Le 27 juillet, la cathédrale catholique de Port-au-Prince a été incendiée au cours d’une guerre de territoire entre deux gangs ; les pompiers ont pu éteindre l’incendie avant qu’il ne fasse des dégâts importants.
Des gangs ont également été responsables d’incendies criminels dans des palais de justice à Port-au-Prince et à Croix-des-Bouquets ; des dossiers et des pièces à conviction ont été brûlés.
M. Fréchette a déclaré qu’il avait passé les deux dernières semaines « à plat ventre à Cité Soleil et devant la cathédrale incendiée ».
« Il est plus qu’évident qu’il n’y a pas d’État », a-t-il écrit. Le prêtre a déclaré qu’il y a « une guerre civile sous l’habit des guerres de gangs » et a écrit que les gangs sont « parrainés par les politiciens, le gouvernement et d’autres acteurs. »
La Coalition des religieuses et religieux pour la justice a qualifié le vote unanime du Conseil de sécurité de l’ONU du 16 juillet en faveur de la prolongation du mandat d’une petite mission politique de l’ONU dans le pays comme étant « loin d’être ce dont Haïti a besoin de la part de l’ONU pour améliorer la protection des vies et des droits de l’homme des Haïtiens ». Elle a qualifié d’« insuffisant » le vote visant à interdire la vente d’armes légères à Haïti.
Les appels de la coalition ont été repris dans un éditorial du Washington Post du 6 août, qui demandait une « intervention internationale musclée » et décriait la « solution haïtienne », tant réclamée, comme une chimère.
La situation a eu des répercussions sur les activités des ordres religieux en Haïti. Les Sœurs de la Charité de Sainte-Elizabeth, qui travaillent près de Croix-des-Bouquets, ont indiqué qu’en raison de la violence, elles ont perdu 250 000 dollars de financement pour de nouveaux projets qui auraient protégé les femmes et les enfants et réduit le trafic d’enfants ; les investisseurs ont jugé la situation trop risquée.

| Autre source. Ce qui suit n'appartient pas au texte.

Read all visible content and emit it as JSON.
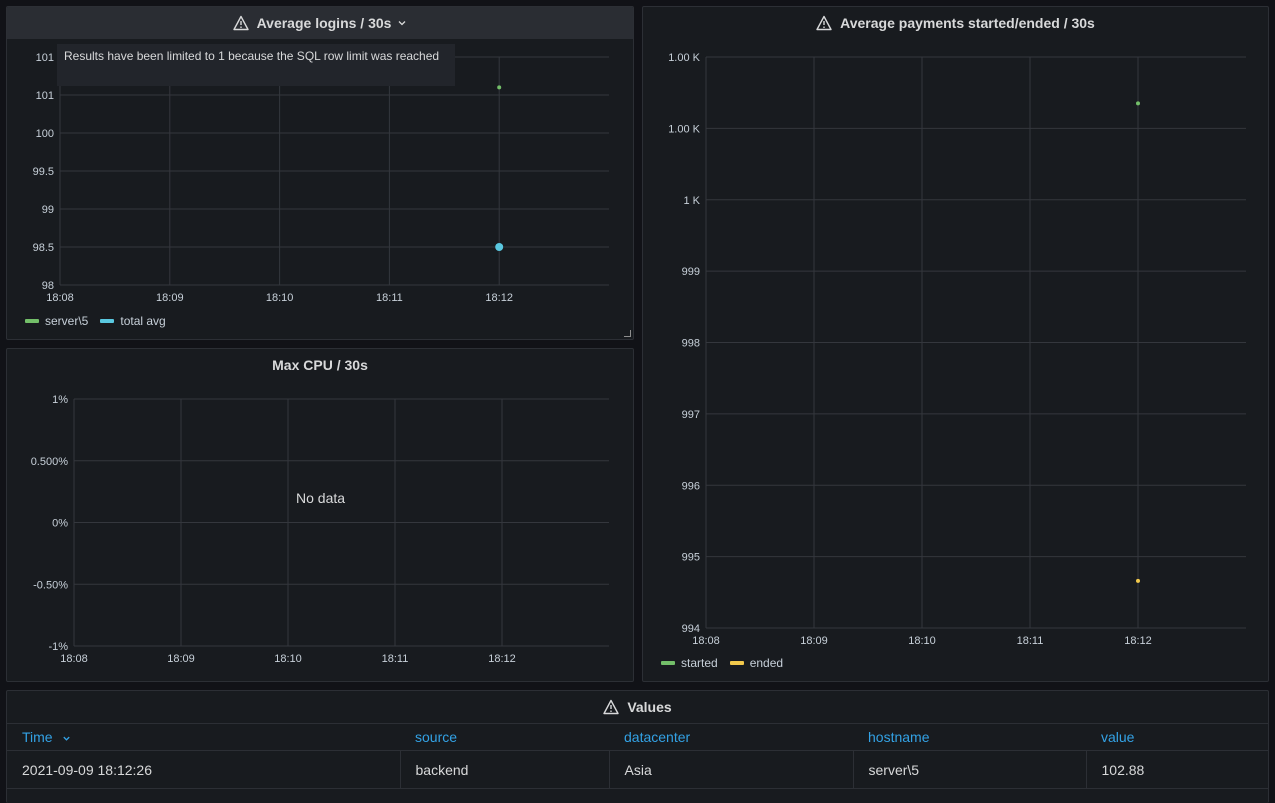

« Lorsque vous quittez votre maison, vous prenez votre vie en main et vous portez un cercueil sur votre épaule », a déclaré un membre de l’équipe, en décrivant l’état de peur constante pour leur vie.
Croix-des-Bouquets est la région où 17 missionnaires nord-américains ont été enlevés en 2021 et détenus pendant deux mois par le célèbre gang Mawozo.
Les Sœurs de la Charité de Sainte-Élisabeth ont signalé que le directeur de l’école gérée par l’ordre avait été enlevé récemment par un gang. Le directeur, connu sous le nom de Pasteur Cesar, a été libéré lorsque l’un des kidnappeurs, un ancien élève de l’école, l’a reconnu et a dit aux autres que le pasteur faisait beaucoup de bien dans la communauté. Le pasteur, qui vit à Croix-des-Bouquets, a peur d’être à nouveau kidnappé.
La même école offre une clinique médicale gratuite pour les enfants et les résidents locaux, mais le médecin ne vient plus à l’école, car il craint d’être kidnappé et de recevoir une demande de rançon. Le médecin reçoit désormais ses patients par Zoom, lorsqu’il y a de l’électricité, et l’infirmière résidant sur la propriété de l’école distribue les médicaments prescrits.
« Presque tous les Haïtiens se demandent pourquoi la communauté internationale ne leur vient pas en aide », écrit la Coalition es religieuses et religieux pour la justice dans la lettre ouverte. « Nous vous implorons d’écouter le cri du peuple d’Haïti », exprimé dans les témoignages envoyés par certains religieux travaillant dans ce pays.